Old Harbour group targets $750,000 to fight crime
The Old Harbour Minister’s Fraternal is among several entities and individuals to have tabled their cause with the NCB Foundation Grant Wish programme in hope of securing the top prize of three-quarter of a million dollars. The NCB Foundation this year has set aside a $15 million purse from which numerous groups or persons will receive cash prizes in various categories. Persons can vote up to three times a day which will be used to determine the beneficiaries.
Click here to vote for the Old Harbour Violence Interruption Programme. Participants can vote up to three times daily.
Nominations and voting close on December 5, 2021.
The minister’s fraternal for Old Harbour is guided by prominent faith-based leaders, who have embarked on a “violence interruption” strategy with the community of Old Harbour Bay being used as its pilot. But the covid-19 pandemic and subsequent continuous lockdowns forced them to shift focus on training approximately 100 members from different denominations on how to utilise various intervention models to maintain peace, order and neighbourliness.
“We have sent out letters to corporate Jamaica, individuals, churches and we have not gotten back any response to date,” bemoaned Randy Finnikin, programmes manager, Old Harbour Minister’s Fraternal. “So it is self-funded so we are moving at a snail’s space. But $750,000 would be a shot in the arm, no pun intended there, but could really put something tangible on the ground.”
The budget for the pilot is $15 million and is being self-funded out of pocket by individual members, Finnikin said.
Old Harbour has been averaging roughly 20 murders annually over the last three years, with the fishing village of Old Harbour Bay dubbed a hotspot by the police because it is one of several unmanned ports of entry around the island used by criminals for the illicit guns for drugs trade.
Due to restrictions training, Finnikin said, has been focused on the spiritual aspect. It is the view of the group, he said “that man is a spirit, he has a soul and he needs a body”.
“So all these three dimensions we have to provide intervention and support to the whole man. So there are no apologies to the evangelistic, Christ-centered approach to it because we are after the transformation of the whole man,” said Finnikin, a respected community figure and wearer of multiple hats.
The social activists, who recently organised a peaceful protest in the community of Spring Village in the wake of the recent murder of two elderly sisters, said “$750,000 could finance two programmes” under the Old Harbour Bay pilot which were delayed for implementation in the second week in October as the government extended its decree for more covid-19 restrictions.
“But because the lockdown had continued we had to delay them,” he explained.
He outlined that the first programme will target boys (10-15 years old), engaging them in a series of holistic lifestyle practices, while the second programme (for boys and girls 12-17 years old) entails a two-pronged approach using performing arts to aid communication, negotiation and healthy interaction. A trainer of trainers initiative would then be pursued, he outlined, utilising the expertise of graduates from the Edna Manley College of Visual and the Performing Arts.

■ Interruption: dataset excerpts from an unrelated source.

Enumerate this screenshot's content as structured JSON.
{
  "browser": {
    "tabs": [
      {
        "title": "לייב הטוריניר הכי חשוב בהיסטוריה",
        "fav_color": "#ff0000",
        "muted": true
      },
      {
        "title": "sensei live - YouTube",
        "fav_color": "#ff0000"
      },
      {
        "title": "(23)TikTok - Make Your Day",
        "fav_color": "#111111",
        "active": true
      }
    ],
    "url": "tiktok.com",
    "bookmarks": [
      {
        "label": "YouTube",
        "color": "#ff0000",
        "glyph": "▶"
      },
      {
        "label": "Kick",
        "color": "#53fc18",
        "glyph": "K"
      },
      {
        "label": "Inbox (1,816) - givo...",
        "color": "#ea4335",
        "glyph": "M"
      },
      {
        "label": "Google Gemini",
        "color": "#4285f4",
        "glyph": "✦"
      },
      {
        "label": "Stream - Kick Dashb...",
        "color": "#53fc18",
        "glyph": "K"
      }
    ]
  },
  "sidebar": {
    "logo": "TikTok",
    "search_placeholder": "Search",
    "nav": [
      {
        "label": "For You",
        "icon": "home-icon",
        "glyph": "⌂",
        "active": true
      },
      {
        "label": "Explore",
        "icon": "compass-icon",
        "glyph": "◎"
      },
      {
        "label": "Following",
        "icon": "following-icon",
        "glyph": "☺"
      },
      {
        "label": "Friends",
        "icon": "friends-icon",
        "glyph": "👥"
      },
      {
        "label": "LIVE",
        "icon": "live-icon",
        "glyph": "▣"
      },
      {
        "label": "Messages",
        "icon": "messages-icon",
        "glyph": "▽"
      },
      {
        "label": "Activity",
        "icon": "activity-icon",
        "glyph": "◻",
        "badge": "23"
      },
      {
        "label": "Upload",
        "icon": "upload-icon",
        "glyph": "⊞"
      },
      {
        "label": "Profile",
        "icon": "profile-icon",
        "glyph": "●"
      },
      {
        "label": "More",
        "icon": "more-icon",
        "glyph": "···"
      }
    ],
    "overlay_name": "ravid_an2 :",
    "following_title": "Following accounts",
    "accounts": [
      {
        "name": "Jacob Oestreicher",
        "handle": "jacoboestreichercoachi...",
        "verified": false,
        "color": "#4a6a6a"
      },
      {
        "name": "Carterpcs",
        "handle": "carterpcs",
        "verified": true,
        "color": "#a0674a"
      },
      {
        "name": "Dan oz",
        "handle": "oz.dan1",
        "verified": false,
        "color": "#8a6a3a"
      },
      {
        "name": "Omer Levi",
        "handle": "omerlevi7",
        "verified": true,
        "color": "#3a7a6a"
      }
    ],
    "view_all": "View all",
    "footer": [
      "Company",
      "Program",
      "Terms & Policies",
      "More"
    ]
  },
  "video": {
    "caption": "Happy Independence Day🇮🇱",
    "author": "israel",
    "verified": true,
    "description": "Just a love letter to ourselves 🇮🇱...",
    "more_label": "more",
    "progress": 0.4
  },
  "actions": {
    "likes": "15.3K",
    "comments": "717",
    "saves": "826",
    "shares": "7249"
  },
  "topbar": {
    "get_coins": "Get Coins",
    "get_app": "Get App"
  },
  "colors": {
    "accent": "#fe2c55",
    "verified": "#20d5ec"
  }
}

“Seven hundred and fifty thousand dollars right now will immediately start an impact that lead in a transformative way in years to come,” Finnikin said of the top prize being offered in the category of Community Projects under the programme.
According to Finnikin, who is also convener of the civic group Citizen Action Against Crime (CAAC), numerous crime-fighting initiatives have been proffered in years gone by, but lack of support from the government, businesses and NGOs stymied its progress. The common retort, he claimed by these groups, is that Old Harbour doesn’t meet the classification of an ‘a society at risk’ at the moment. But Finnikin and others say they are being proactive and prefer to be preventing fires rather than having to keep outing them which is the case of many communities across the country now trapped in a spiralling wave of crime and violence.
The group has been looking at best practices and models that could be adopted in Old Harbour through partnerships with Jamaican groups in the Diaspora while “looking to sustain it” over a protracted period.
Replicating the pilot over the Old Harbour development area is estimated at $100 million over three years and irrespective of one’s beliefs, likeminded persons are welcome to join the programme, Finnikin said.